14/12/06 19:19:41 INFO DAGScheduler: Stage 0 (takeOrdered at basicOperators.scala:171) finished in 3.585 s
14/12/06 19:19:41 INFO SparkContext: Job finished: takeOrdered at basicOperators.scala:171, took 53.591560036 s
14/12/06 19:19:41 INFO SparkContext: Starting job: saveAsTextFile at analyzeBlog.scala:56
14/12/06 19:19:41 INFO DAGScheduler: Got job 1 (saveAsTextFile at analyzeBlog.scala:56) with 1 output partitions (allowLocal=false)
14/12/06 19:19:41 INFO DAGScheduler: Final stage: Stage 3(saveAsTextFile at analyzeBlog.scala:56)
14/12/06 19:19:41 INFO DAGScheduler: Parents of final stage: List()
14/12/06 19:19:41 INFO DAGScheduler: Missing parents: List()
14/12/06 19:19:41 INFO DAGScheduler: Submitting Stage 3 (MappedRDD[15] at saveAsTextFile at analyzeBlog.scala:56), which has no missing parents
14/12/06 19:19:42 INFO MemoryStore: ensureFreeSpace(64080) called with curMem=407084, maxMem=278302556
14/12/06 19:19:42 INFO MemoryStore: Block broadcast_5 stored as values in memory (estimated size 62.6 KB, free 265.0 MB)
14/12/06 19:19:42 INFO MemoryStore: ensureFreeSpace(22386) called with curMem=471164, maxMem=278302556
14/12/06 19:19:42 INFO MemoryStore: Block broadcast_5_piece0 stored as bytes in memory (estimated size 21.9 KB, free 264.9 MB)
14/12/06 19:19:42 INFO BlockManagerInfo: Added broadcast_5_piece0 in memory on bdanode1.rittmandev.com:44486 (size: 21.9 KB, free: 265.3 MB)
14/12/06 19:19:42 INFO BlockManagerMaster: Updated info of block broadcast_5_piece0
14/12/06 19:19:42 INFO DAGScheduler: Submitting 1 missing tasks from Stage 3 (MappedRDD[15] at saveAsTextFile at analyzeBlog.scala:56)
14/12/06 19:19:42 INFO YarnClientClusterScheduler: Adding task set 3.0 with 1 tasks
14/12/06 19:19:42 INFO TaskSetManager: Starting task 0.0 in stage 3.0 (TID 215, bdanode5.rittmandev.com, PROCESS_LOCAL, 3331 bytes)
14/12/06 19:19:42 INFO BlockManagerInfo: Added broadcast_5_piece0 in memory on bdanode5.rittmandev.com:13962 (size: 21.9 KB, free: 530.2 MB)
14/12/06 19:19:42 INFO TaskSetManager: Finished task 0.0 in stage 3.0 (TID 215) in 311 ms on bdanode5.rittmandev.com (1/1)

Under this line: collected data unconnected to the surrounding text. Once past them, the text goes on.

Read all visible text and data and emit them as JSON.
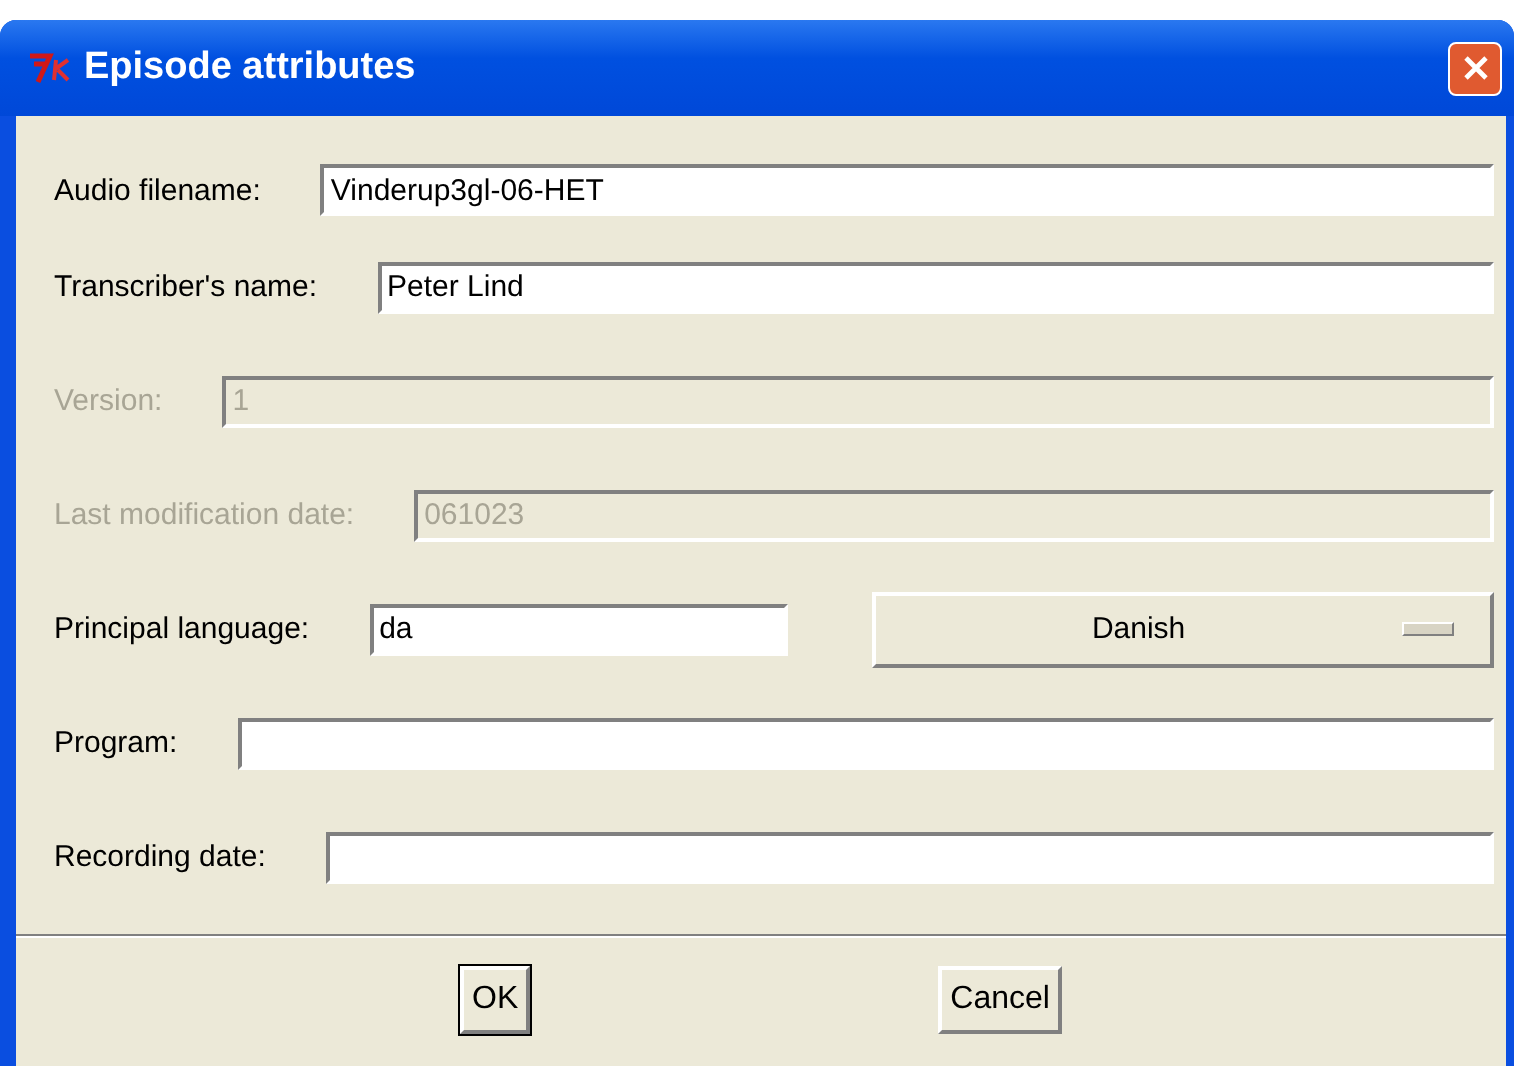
{
  "window": {
    "title": "Episode attributes"
  },
  "fields": [
    {
      "kind": "text",
      "label": "Audio filename:",
      "value": "Vinderup3gl-06-HET",
      "disabled": false
    },
    {
      "kind": "text",
      "label": "Transcriber's name:",
      "value": "Peter Lind",
      "disabled": false
    },
    {
      "kind": "text",
      "label": "Version:",
      "value": "1",
      "disabled": true
    },
    {
      "kind": "text",
      "label": "Last modification date:",
      "value": "061023",
      "disabled": true
    },
    {
      "kind": "language",
      "label": "Principal language:",
      "value": "da",
      "disabled": false,
      "menu": "Danish"
    },
    {
      "kind": "text",
      "label": "Program:",
      "disabled": false
    },
    {
      "kind": "text",
      "label": "Recording date:",
      "disabled": false
    }
  ],
  "buttons": [
    "OK",
    "Cancel"
  ]
}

14/12/06 19:19:42 INFO YarnClientClusterScheduler: Removed TaskSet 3.0, whose tasks have all completed, from pool 
14/12/06 19:19:42 INFO DAGScheduler: Stage 3 (saveAsTextFile at analyzeBlog.scala:56) finished in 0.312 s
14/12/06 19:19:42 INFO SparkContext: Job finished: saveAsTextFile at analyzeBlog.scala:56, took 0.373096676 s

It ran in just over a minute in the end, and most of that was around submitting the job to YARN – not bad. We’ll be covering more of Spark on the blog over the next few weeks including streaming and machine learning examples, and connecting it to ODI and OBIEE via Hive on Spark, and Spark SQL’s own Hive-compatible Thrift server. I’ll also be taking a look at Pig on Spark (or “Spork”…) to see how well that works, and most interestingly how Pig and Hive on Spark compares to running them on Tez – watch this space as they say.